In America and the rest of the planet, that double dunk counted as a double scratch. You deducted both balls from your score and forfeited your turn. In Moscow it passed as a trick shot worth extra points. Watching the shooter and his mates celebrate brought to mind all those Russian base runners I had picked off over the previous few days. “Well,” I said to Jay, “here’s another sport they haven’t quite got the hang of yet.”
When someone identified us as Americans to our bartender, the celebration started. Drinks were on the house. Two men invited me into a back room where a group of Russian university students were rolling hashish. Not Jay’s scene at all; he stayed at the bar. I smoked several bowls while listening to a local punk rock band’s bootlegged cassette, music that the government prohibited. It is difficult to describe the singer’s high, slurring, ragged voice. Imagine listening to Jiminy Cricket with his larynx trapped in a high-speed blender. The music behind him played slow but hard-pushing, a funeral march set to rock rhythms. I was thoroughly into it.
Perhaps it was that hash we smoked. As the music grew louder, the floor undulated beneath us. My pupils enlarged so wide, the fluorescent light became a cool, liquid sun pouring past my eyelids. Suddenly we stood inside the Tower of Babel. Everyone in the crowd seemed to be chattering at each other in some foreign language. I wanted to scream in panic. Then I remembered: this was Moscow, not Hoboken. They were speaking in a foreign language.

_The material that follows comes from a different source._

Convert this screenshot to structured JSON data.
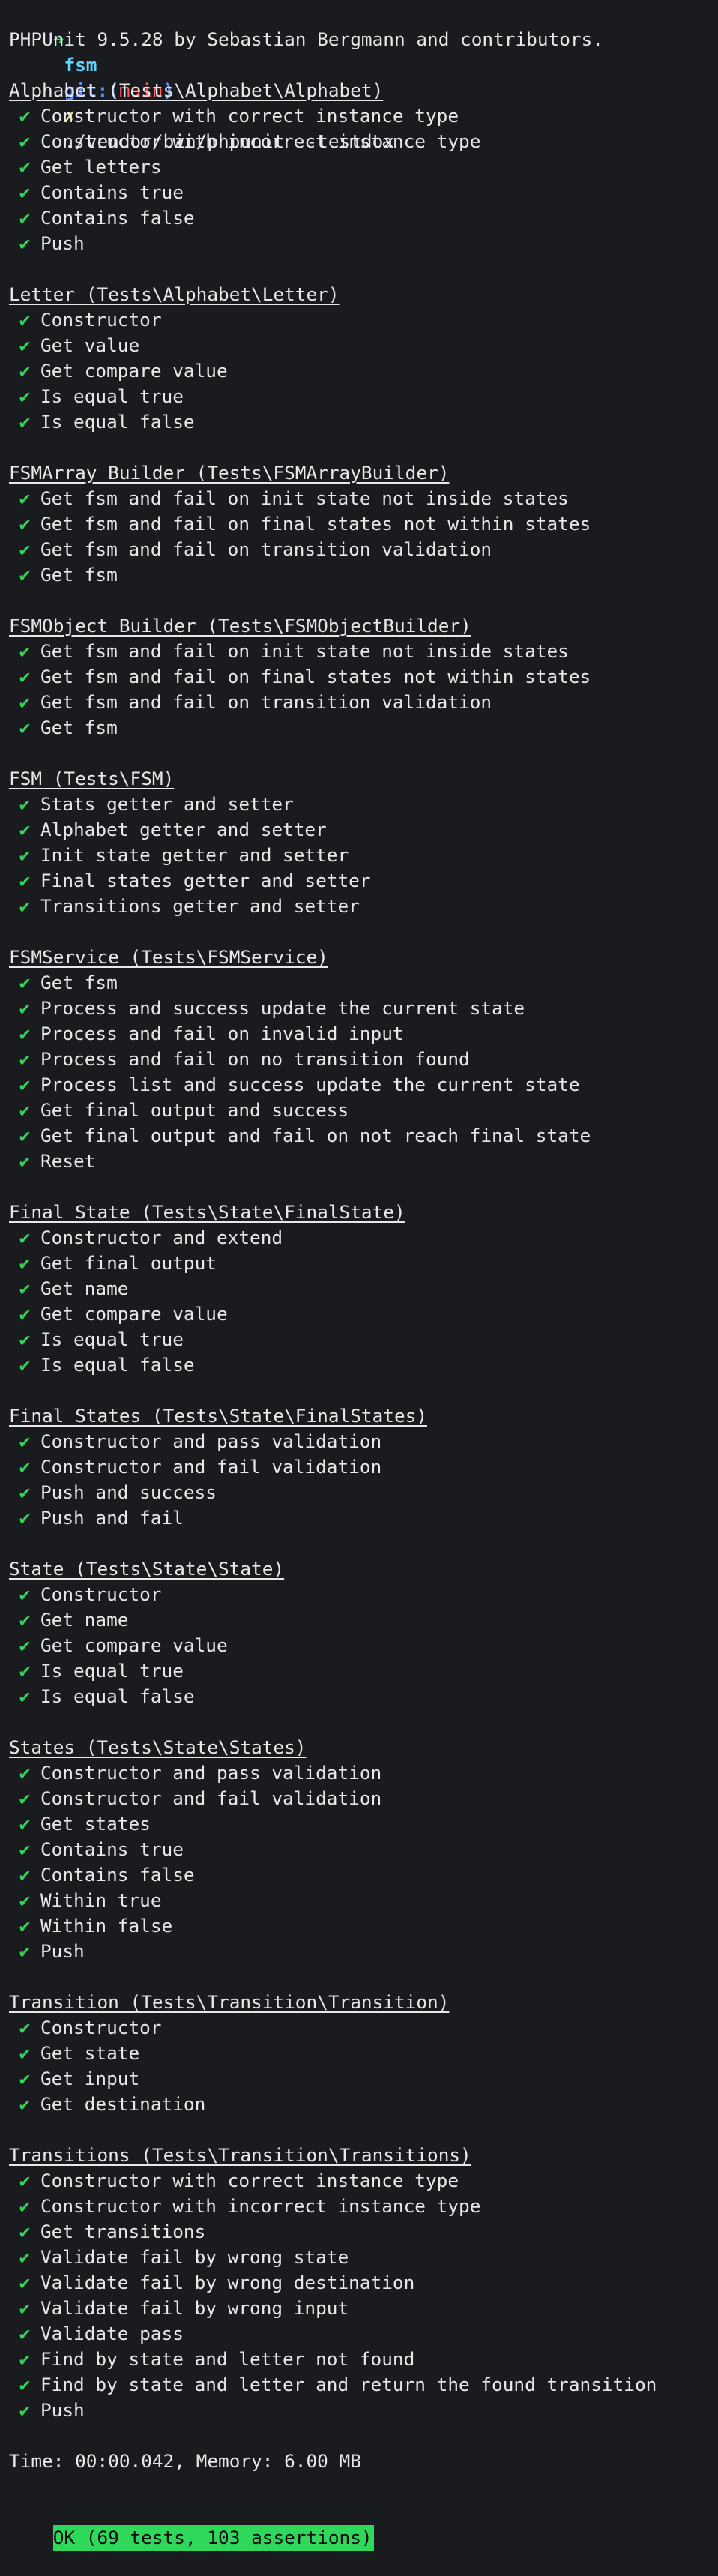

My mind got further blown when a woman I danced with introduced me to two brothers. Not only were they identical twins dressed in identical suits, their parents had named them Sergei and Sergei. This is not something you want to hear while tripping your face off on ersatz cognac, hashish, vodka, and beer and the hazy world already resembles the set of a David Lynch film. The brothers worked as black marketers who traded in caviar, bonded scotch, Genoa salami, Cuban cigars, and marijuana. They suggested we jump into their car and continue our party at a nearby disco.
Whichever one of the twins sat at the wheel must have been shitfaced. He could not drive a straight line. The car weaved through traffic and nearly sideswiped several vehicles. Before long, Soviet police cars surrounded us. An officer gave our driver a Breathalyzer test and detained us on a DWI.
We did not reach the disco parking lot until two hundred rubles later. My leg muscles had cramped. Manufacturers did not build the Lada for anyone much over six feet tall. I was in such a hurry to get the blood rushing back into my limbs, I opened the car door without looking and banged into a black van parked alongside us. A van owned by a Russian plain-clothes policeman. The officer jumped out of the vehicle screaming and flashing his badge.